Lo conocí en Pekín el día de su cumpleaños 22: acababa de quebrar el intocable récord de Michael Johnson. En el festejo, le pedí que faroleara hacia mi cámara y no dudó en hacerlo. Minutos después, cuando iba de vuelta al vestidor atiné a hacerle una pregunta. “I know, I know…” fueron las palabras que lograron registrarse en la cinta antes de que el gorila de seguridad me hiciera volar, dando por terminada la entrevista. Ni siquiera tuve tiempo de decirle Happy Birthday.
Escribir en este país sobre algo que no sea futbol es asumir el riesgo de que la mayoría deje de leerte a la mitad. Hoy me vale. Además, opinar sobre las carreras de 100 metros planos es sencillo: salir corriendo después del balazo y llegar a la meta son las únicas reglas, y todo el mundo las entiende. Ni siquiera el fut es tan fácil de explicar.

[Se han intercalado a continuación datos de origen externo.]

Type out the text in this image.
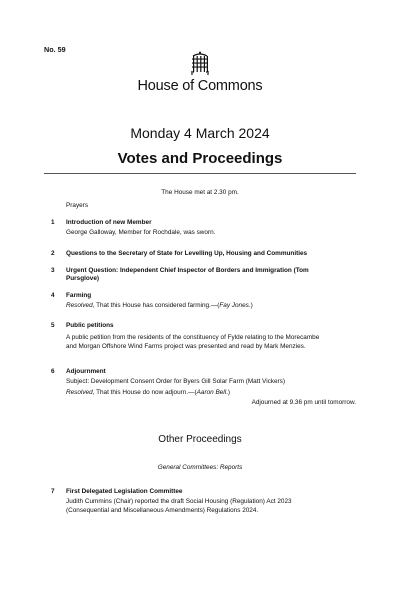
No. 59
House of Commons
Monday 4 March 2024
Votes and Proceedings
The House met at 2.30 pm.
Prayers
1 Introduction of new Member

George Galloway, Member for Rochdale, was sworn.

2 Questions to the Secretary of State for Levelling Up, Housing and Communities
3 Urgent Question: Independent Chief Inspector of Borders and Immigration (Tom Pursglove)
4 Farming

Resolved, That this House has considered farming.—(Fay Jones.)

5 Public petitions

A public petition from the residents of the constituency of Fylde relating to the Morecambe and Morgan Offshore Wind Farms project was presented and read by Mark Menzies.

6 Adjournment

Subject: Development Consent Order for Byers Gill Solar Farm (Matt Vickers)

Resolved, That this House do now adjourn.—(Aaron Bell.)

Adjourned at 9.36 pm until tomorrow.
Other Proceedings
General Committees: Reports
7 First Delegated Legislation Committee

Judith Cummins (Chair) reported the draft Social Housing (Regulation) Act 2023 (Consequential and Miscellaneous Amendments) Regulations 2024.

A parte de que correr (ya sea por emergencia, apuro o mecanismo de defensa) es una experiencia vivida por todos cuando enfrentamos al enemigo tiempo; la velocidad pertenece a nuestras pasiones primarias. Tememos y respetamos al más fuerte, nos asombra el más alto… pero es al más rápido a quien admiramos.
Desprovisto de ruedas y combustible (dios quiera que de hongos también), Usain Bolt alcanzó la velocidad de 45 km por hora enfundado en su playerita. Aunque el jamaiquino siga muy por debajo de un pura sangre o de cualquier felino, ha despertado el pasmo de toda persona capaz de dimensionar la eternidad escondida en 11 centésimas: tiempo que significa nada de nada en cualquier otra actividad humana.
Bajarle una décima de segundo al reloj es la última gesta de un súper atleta que no ganó los ocho oros olímpicos de Phelps sólo porque el tartán no tiene tantas variantes como la piscina. Si existieran carreras de espaldas, seguro que Bolt también las ganaría.